Toward A Newer, Fairer, Easier, Liter Tax Code

Everyone from the guy ringing up your McBurger to the richest corporate CEO in the land agrees that, by God, they're just paying too much in taxes, period. It's just not fair.

The two people who sometimes accidentally visit this blog might be aware that I am somewhat psychic so that I am peculiarly qualified to solve this vexing problem.

The problem, as I realized this morning in a blinding flash of psychic insight, is that taxes are based on that most illogical and grindingly unfair measurement known as "income."

That's right, even though we are a supposedly free and democratic nation that extols the virtues of hard work and savings, the harder we work, the more money we make, the more we must pay in taxes.

It's not only unfair, its insane.

Obviously, some newer, fairer standard of equitable taxation must be found and enacted into law before this crushingly undemocratic burden mashes us all flatter than a cockroach trying to skitter across a dance floor populated by hundreds of steroid-crazed tap dancers.

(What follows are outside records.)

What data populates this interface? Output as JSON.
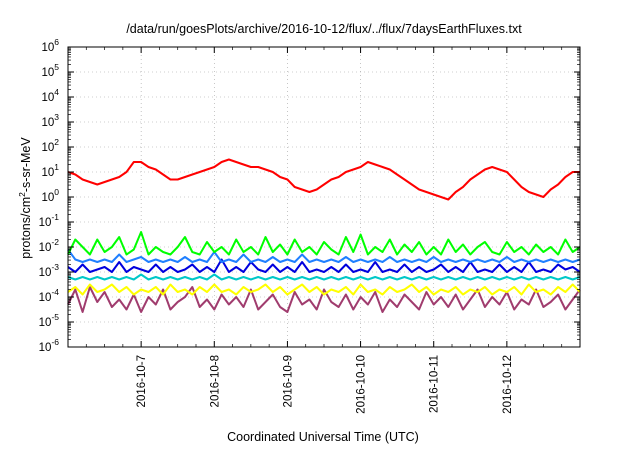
{
  "chart_data": {
    "type": "line",
    "title": "/data/run/goesPlots/archive/2016-10-12/flux/../flux/7daysEarthFluxes.txt",
    "xlabel": "Coordinated Universal Time (UTC)",
    "ylabel_parts": [
      "protons/cm",
      "2",
      "-s-sr-MeV"
    ],
    "yscale": "log",
    "ylim_exp": [
      -6,
      6
    ],
    "ytick_exponents": [
      "-6",
      "-5",
      "-4",
      "-3",
      "-2",
      "-1",
      "0",
      "1",
      "2",
      "3",
      "4",
      "5",
      "6"
    ],
    "ytick_base": "10",
    "xtick_labels": [
      "2016-10-7",
      "2016-10-8",
      "2016-10-9",
      "2016-10-10",
      "2016-10-11",
      "2016-10-12"
    ],
    "x_start_day": 0,
    "x_end_day": 7,
    "xtick_days": [
      1,
      2,
      3,
      4,
      5,
      6
    ],
    "grid": true,
    "legend": "none",
    "x_days": [
      0.0,
      0.1,
      0.2,
      0.3,
      0.4,
      0.5,
      0.6,
      0.7,
      0.8,
      0.9,
      1.0,
      1.1,
      1.2,
      1.3,
      1.4,
      1.5,
      1.6,
      1.7,
      1.8,
      1.9,
      2.0,
      2.1,
      2.2,
      2.3,
      2.4,
      2.5,
      2.6,
      2.7,
      2.8,
      2.9,
      3.0,
      3.1,
      3.2,
      3.3,
      3.4,
      3.5,
      3.6,
      3.7,
      3.8,
      3.9,
      4.0,
      4.1,
      4.2,
      4.3,
      4.4,
      4.5,
      4.6,
      4.7,
      4.8,
      4.9,
      5.0,
      5.1,
      5.2,
      5.3,
      5.4,
      5.5,
      5.6,
      5.7,
      5.8,
      5.9,
      6.0,
      6.1,
      6.2,
      6.3,
      6.4,
      6.5,
      6.6,
      6.7,
      6.8,
      6.9,
      7.0
    ],
    "series": [
      {
        "color": "#ff0000",
        "log10_values": [
          1.0,
          0.9,
          0.7,
          0.6,
          0.5,
          0.6,
          0.7,
          0.8,
          1.0,
          1.4,
          1.4,
          1.2,
          1.1,
          0.9,
          0.7,
          0.7,
          0.8,
          0.9,
          1.0,
          1.1,
          1.2,
          1.4,
          1.5,
          1.4,
          1.3,
          1.2,
          1.2,
          1.1,
          1.0,
          0.8,
          0.7,
          0.4,
          0.3,
          0.2,
          0.3,
          0.5,
          0.7,
          0.8,
          1.0,
          1.1,
          1.2,
          1.4,
          1.3,
          1.2,
          1.1,
          0.9,
          0.7,
          0.5,
          0.3,
          0.2,
          0.1,
          0.0,
          -0.1,
          0.2,
          0.4,
          0.7,
          0.9,
          1.1,
          1.2,
          1.1,
          1.0,
          0.7,
          0.4,
          0.2,
          0.1,
          0.0,
          0.3,
          0.5,
          0.8,
          1.0,
          1.0
        ]
      },
      {
        "color": "#00ff00",
        "log10_values": [
          -2.3,
          -1.7,
          -2.0,
          -2.3,
          -1.7,
          -2.2,
          -2.0,
          -1.6,
          -2.3,
          -2.1,
          -1.4,
          -2.3,
          -2.0,
          -2.2,
          -2.3,
          -2.0,
          -1.6,
          -2.2,
          -2.3,
          -1.8,
          -2.2,
          -2.0,
          -2.3,
          -1.7,
          -2.2,
          -2.0,
          -2.3,
          -1.6,
          -2.2,
          -1.9,
          -2.3,
          -1.7,
          -2.2,
          -2.0,
          -2.3,
          -1.8,
          -2.1,
          -2.3,
          -1.6,
          -2.2,
          -1.5,
          -2.3,
          -2.0,
          -2.2,
          -1.7,
          -2.3,
          -1.9,
          -2.2,
          -1.8,
          -2.3,
          -2.0,
          -2.3,
          -1.7,
          -2.2,
          -1.9,
          -2.3,
          -2.0,
          -1.8,
          -2.2,
          -2.3,
          -1.8,
          -2.2,
          -2.0,
          -2.3,
          -1.9,
          -2.2,
          -2.0,
          -2.3,
          -1.7,
          -2.2,
          -2.0
        ]
      },
      {
        "color": "#1f7fff",
        "log10_values": [
          -2.1,
          -2.5,
          -2.6,
          -2.5,
          -2.6,
          -2.5,
          -2.6,
          -2.3,
          -2.6,
          -2.5,
          -2.4,
          -2.6,
          -2.5,
          -2.6,
          -2.5,
          -2.6,
          -2.4,
          -2.6,
          -2.5,
          -2.6,
          -2.2,
          -2.6,
          -2.5,
          -2.6,
          -2.3,
          -2.6,
          -2.5,
          -2.6,
          -2.4,
          -2.6,
          -2.5,
          -2.6,
          -2.3,
          -2.6,
          -2.5,
          -2.6,
          -2.5,
          -2.6,
          -2.4,
          -2.6,
          -2.5,
          -2.6,
          -2.5,
          -2.6,
          -2.4,
          -2.6,
          -2.5,
          -2.6,
          -2.5,
          -2.6,
          -2.4,
          -2.6,
          -2.5,
          -2.6,
          -2.5,
          -2.6,
          -2.5,
          -2.6,
          -2.5,
          -2.6,
          -2.4,
          -2.6,
          -2.5,
          -2.6,
          -2.5,
          -2.6,
          -2.5,
          -2.6,
          -2.5,
          -2.6,
          -2.5
        ]
      },
      {
        "color": "#0000dd",
        "log10_values": [
          -2.8,
          -3.0,
          -2.7,
          -3.0,
          -2.9,
          -2.8,
          -3.0,
          -2.6,
          -3.0,
          -2.8,
          -2.9,
          -3.0,
          -2.7,
          -3.0,
          -2.8,
          -3.0,
          -2.9,
          -2.7,
          -3.0,
          -2.8,
          -3.0,
          -2.5,
          -3.0,
          -2.8,
          -3.0,
          -2.6,
          -2.9,
          -3.0,
          -2.7,
          -3.0,
          -2.8,
          -3.0,
          -2.6,
          -3.0,
          -2.9,
          -3.0,
          -2.8,
          -3.0,
          -2.7,
          -3.0,
          -2.9,
          -3.0,
          -2.6,
          -3.0,
          -2.9,
          -3.0,
          -2.7,
          -3.0,
          -2.8,
          -3.0,
          -2.9,
          -2.7,
          -3.0,
          -2.8,
          -3.0,
          -2.6,
          -3.0,
          -2.9,
          -3.0,
          -2.7,
          -3.0,
          -2.8,
          -3.0,
          -2.6,
          -3.0,
          -2.9,
          -3.0,
          -2.7,
          -2.9,
          -2.8,
          -3.0
        ]
      },
      {
        "color": "#00c8c8",
        "log10_values": [
          -3.2,
          -3.3,
          -3.2,
          -3.3,
          -3.2,
          -3.3,
          -3.2,
          -3.3,
          -3.2,
          -3.3,
          -3.1,
          -3.3,
          -3.2,
          -3.3,
          -3.2,
          -3.3,
          -3.2,
          -3.3,
          -3.2,
          -3.3,
          -3.1,
          -3.3,
          -3.2,
          -3.3,
          -3.2,
          -3.3,
          -3.2,
          -3.3,
          -3.2,
          -3.3,
          -3.2,
          -3.3,
          -3.2,
          -3.3,
          -3.2,
          -3.3,
          -3.2,
          -3.3,
          -3.2,
          -3.3,
          -3.2,
          -3.3,
          -3.2,
          -3.3,
          -3.2,
          -3.3,
          -3.2,
          -3.3,
          -3.2,
          -3.3,
          -3.2,
          -3.3,
          -3.2,
          -3.3,
          -3.2,
          -3.3,
          -3.2,
          -3.3,
          -3.2,
          -3.3,
          -3.2,
          -3.3,
          -3.2,
          -3.3,
          -3.2,
          -3.3,
          -3.2,
          -3.3,
          -3.2,
          -3.3,
          -3.2
        ]
      },
      {
        "color": "#ffff00",
        "log10_values": [
          -3.8,
          -3.6,
          -3.9,
          -3.5,
          -3.8,
          -3.7,
          -3.5,
          -3.8,
          -3.6,
          -3.9,
          -3.7,
          -3.8,
          -3.6,
          -3.9,
          -3.5,
          -3.8,
          -3.7,
          -3.9,
          -3.6,
          -3.8,
          -3.5,
          -3.8,
          -3.7,
          -3.9,
          -3.6,
          -3.8,
          -3.7,
          -3.5,
          -3.8,
          -3.6,
          -3.9,
          -3.7,
          -3.5,
          -3.8,
          -3.6,
          -3.9,
          -3.7,
          -3.8,
          -3.6,
          -3.9,
          -3.5,
          -3.8,
          -3.7,
          -3.9,
          -3.6,
          -3.8,
          -3.7,
          -3.5,
          -3.8,
          -3.6,
          -3.9,
          -3.7,
          -3.8,
          -3.6,
          -3.9,
          -3.7,
          -3.8,
          -3.6,
          -3.9,
          -3.7,
          -3.8,
          -3.6,
          -3.9,
          -3.5,
          -3.8,
          -3.7,
          -3.9,
          -3.6,
          -3.8,
          -3.5,
          -3.8
        ]
      },
      {
        "color": "#a03c6e",
        "log10_values": [
          -4.3,
          -3.7,
          -4.6,
          -3.6,
          -4.2,
          -3.8,
          -4.4,
          -4.1,
          -4.5,
          -3.9,
          -4.6,
          -4.0,
          -4.3,
          -3.7,
          -4.5,
          -4.2,
          -4.0,
          -3.6,
          -4.4,
          -4.1,
          -4.5,
          -3.9,
          -4.3,
          -4.0,
          -4.4,
          -3.7,
          -4.5,
          -4.2,
          -3.9,
          -4.4,
          -4.6,
          -3.8,
          -4.3,
          -4.1,
          -4.5,
          -3.7,
          -4.2,
          -4.4,
          -3.9,
          -4.5,
          -4.0,
          -4.3,
          -3.8,
          -4.6,
          -4.1,
          -4.4,
          -3.9,
          -4.2,
          -4.5,
          -3.8,
          -4.3,
          -4.0,
          -4.4,
          -3.9,
          -4.5,
          -4.1,
          -3.7,
          -4.4,
          -4.0,
          -4.3,
          -3.8,
          -4.5,
          -4.1,
          -4.3,
          -3.7,
          -4.4,
          -4.2,
          -3.9,
          -4.5,
          -4.1,
          -3.7
        ]
      }
    ]
  }
}
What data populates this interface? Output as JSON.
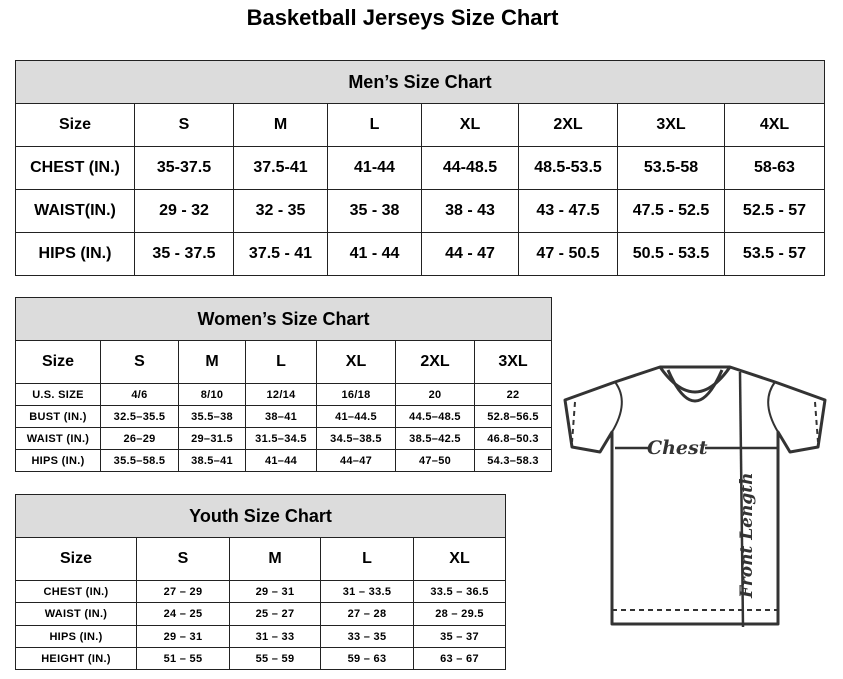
{
  "title": "Basketball Jerseys Size Chart",
  "men": {
    "caption": "Men’s Size Chart",
    "header": [
      "Size",
      "S",
      "M",
      "L",
      "XL",
      "2XL",
      "3XL",
      "4XL"
    ],
    "rows": [
      [
        "CHEST (IN.)",
        "35-37.5",
        "37.5-41",
        "41-44",
        "44-48.5",
        "48.5-53.5",
        "53.5-58",
        "58-63"
      ],
      [
        "WAIST(IN.)",
        "29 - 32",
        "32 - 35",
        "35 - 38",
        "38 - 43",
        "43 - 47.5",
        "47.5 - 52.5",
        "52.5 - 57"
      ],
      [
        "HIPS (IN.)",
        "35 - 37.5",
        "37.5 - 41",
        "41 - 44",
        "44 - 47",
        "47 - 50.5",
        "50.5 - 53.5",
        "53.5 - 57"
      ]
    ]
  },
  "women": {
    "caption": "Women’s Size Chart",
    "header": [
      "Size",
      "S",
      "M",
      "L",
      "XL",
      "2XL",
      "3XL"
    ],
    "rows": [
      [
        "U.S.  SIZE",
        "4/6",
        "8/10",
        "12/14",
        "16/18",
        "20",
        "22"
      ],
      [
        "BUST  (IN.)",
        "32.5–35.5",
        "35.5–38",
        "38–41",
        "41–44.5",
        "44.5–48.5",
        "52.8–56.5"
      ],
      [
        "WAIST  (IN.)",
        "26–29",
        "29–31.5",
        "31.5–34.5",
        "34.5–38.5",
        "38.5–42.5",
        "46.8–50.3"
      ],
      [
        "HIPS  (IN.)",
        "35.5–58.5",
        "38.5–41",
        "41–44",
        "44–47",
        "47–50",
        "54.3–58.3"
      ]
    ]
  },
  "youth": {
    "caption": "Youth Size Chart",
    "header": [
      "Size",
      "S",
      "M",
      "L",
      "XL"
    ],
    "rows": [
      [
        "CHEST  (IN.)",
        "27  –  29",
        "29  –  31",
        "31  –  33.5",
        "33.5  –  36.5"
      ],
      [
        "WAIST  (IN.)",
        "24  –  25",
        "25  –  27",
        "27  –  28",
        "28  –  29.5"
      ],
      [
        "HIPS  (IN.)",
        "29  –  31",
        "31  –  33",
        "33  –  35",
        "35  –  37"
      ],
      [
        "HEIGHT  (IN.)",
        "51  –  55",
        "55  –  59",
        "59  –  63",
        "63  –  67"
      ]
    ]
  },
  "diagram": {
    "chest_label": "Chest",
    "length_label": "Front Length",
    "icon": "t-shirt-icon"
  }
}
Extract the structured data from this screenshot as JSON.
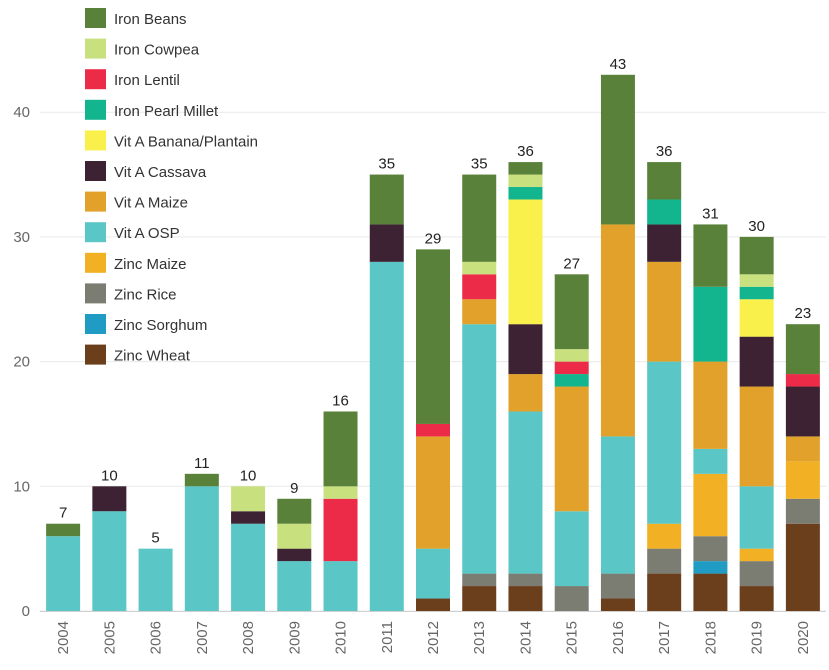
{
  "chart_data": {
    "type": "bar",
    "stacked": true,
    "title": "",
    "xlabel": "",
    "ylabel": "",
    "ylim": [
      0,
      47
    ],
    "yticks": [
      0,
      10,
      20,
      30,
      40
    ],
    "grid": true,
    "legend_position": "top-left",
    "categories": [
      "2004",
      "2005",
      "2006",
      "2007",
      "2008",
      "2009",
      "2010",
      "2011",
      "2012",
      "2013",
      "2014",
      "2015",
      "2016",
      "2017",
      "2018",
      "2019",
      "2020"
    ],
    "totals": [
      7,
      10,
      5,
      11,
      10,
      9,
      16,
      35,
      29,
      35,
      36,
      27,
      43,
      36,
      31,
      30,
      23
    ],
    "series": [
      {
        "name": "Zinc Wheat",
        "color": "#6b3e1c",
        "values": [
          0,
          0,
          0,
          0,
          0,
          0,
          0,
          0,
          1,
          2,
          2,
          0,
          1,
          3,
          3,
          2,
          7
        ]
      },
      {
        "name": "Zinc Sorghum",
        "color": "#1f9bc4",
        "values": [
          0,
          0,
          0,
          0,
          0,
          0,
          0,
          0,
          0,
          0,
          0,
          0,
          0,
          0,
          1,
          0,
          0
        ]
      },
      {
        "name": "Zinc Rice",
        "color": "#7b7d72",
        "values": [
          0,
          0,
          0,
          0,
          0,
          0,
          0,
          0,
          0,
          1,
          1,
          2,
          2,
          2,
          2,
          2,
          2
        ]
      },
      {
        "name": "Zinc Maize",
        "color": "#f2b124",
        "values": [
          0,
          0,
          0,
          0,
          0,
          0,
          0,
          0,
          0,
          0,
          0,
          0,
          0,
          2,
          5,
          1,
          3
        ]
      },
      {
        "name": "Vit A OSP",
        "color": "#5ac6c6",
        "values": [
          6,
          8,
          5,
          10,
          7,
          4,
          4,
          28,
          4,
          20,
          13,
          6,
          11,
          13,
          2,
          5,
          0
        ]
      },
      {
        "name": "Vit A Maize",
        "color": "#e1a12a",
        "values": [
          0,
          0,
          0,
          0,
          0,
          0,
          0,
          0,
          9,
          2,
          3,
          10,
          17,
          8,
          7,
          8,
          2
        ]
      },
      {
        "name": "Vit A Cassava",
        "color": "#3d2233",
        "values": [
          0,
          2,
          0,
          0,
          1,
          1,
          0,
          3,
          0,
          0,
          4,
          0,
          0,
          3,
          0,
          4,
          4
        ]
      },
      {
        "name": "Vit A Banana/Plantain",
        "color": "#f9f04b",
        "values": [
          0,
          0,
          0,
          0,
          0,
          0,
          0,
          0,
          0,
          0,
          10,
          0,
          0,
          0,
          0,
          3,
          0
        ]
      },
      {
        "name": "Iron Pearl Millet",
        "color": "#13b58e",
        "values": [
          0,
          0,
          0,
          0,
          0,
          0,
          0,
          0,
          0,
          0,
          1,
          1,
          0,
          2,
          6,
          1,
          0
        ]
      },
      {
        "name": "Iron Lentil",
        "color": "#ec2b48",
        "values": [
          0,
          0,
          0,
          0,
          0,
          0,
          5,
          0,
          1,
          2,
          0,
          1,
          0,
          0,
          0,
          0,
          1
        ]
      },
      {
        "name": "Iron Cowpea",
        "color": "#c8e07e",
        "values": [
          0,
          0,
          0,
          0,
          2,
          2,
          1,
          0,
          0,
          1,
          1,
          1,
          0,
          0,
          0,
          1,
          0
        ]
      },
      {
        "name": "Iron Beans",
        "color": "#5a8139",
        "values": [
          1,
          0,
          0,
          1,
          0,
          2,
          6,
          4,
          14,
          7,
          1,
          6,
          12,
          3,
          5,
          3,
          4
        ]
      }
    ],
    "legend_order": [
      "Iron Beans",
      "Iron Cowpea",
      "Iron Lentil",
      "Iron Pearl Millet",
      "Vit A Banana/Plantain",
      "Vit A Cassava",
      "Vit A Maize",
      "Vit A OSP",
      "Zinc Maize",
      "Zinc Rice",
      "Zinc Sorghum",
      "Zinc Wheat"
    ]
  }
}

Nearly immediately following this blinding psychic flash of insight, I experienced -- fortunately for all of us -- a thunderclap of inspiration. Weight! We all get taxed by the pound!

For every pound over our ideal weight, we pay X-dollars in tax. For every pound under our ideal weight, we receive the heartfelt thanks of a grateful nation unable to figure out how to manage health care at any level.

Think how this would work out. Great big fat people would have to pay a premium. If they couldn't come up with the cash, they could easily beat up someone smaller and extract enough bucks to toe the mark with the taxperson. Those of a more petite persuasion would pay nothing and by spending less time stuffing their gobs would have more time to hide from desperate, overweight thugs.

Business taxes would be the same, only different. Everyone employed by a business would be weighed and that would be added to the weight of the paperwork required to return its defective products. If a business came up short on its taxes, it could just cut pay or outsource all their labor to India. Win, win.

I don't expect the Nobel Prize for this stunning revamp of the oppressive tax code, but a Medal of Freedom would be nice.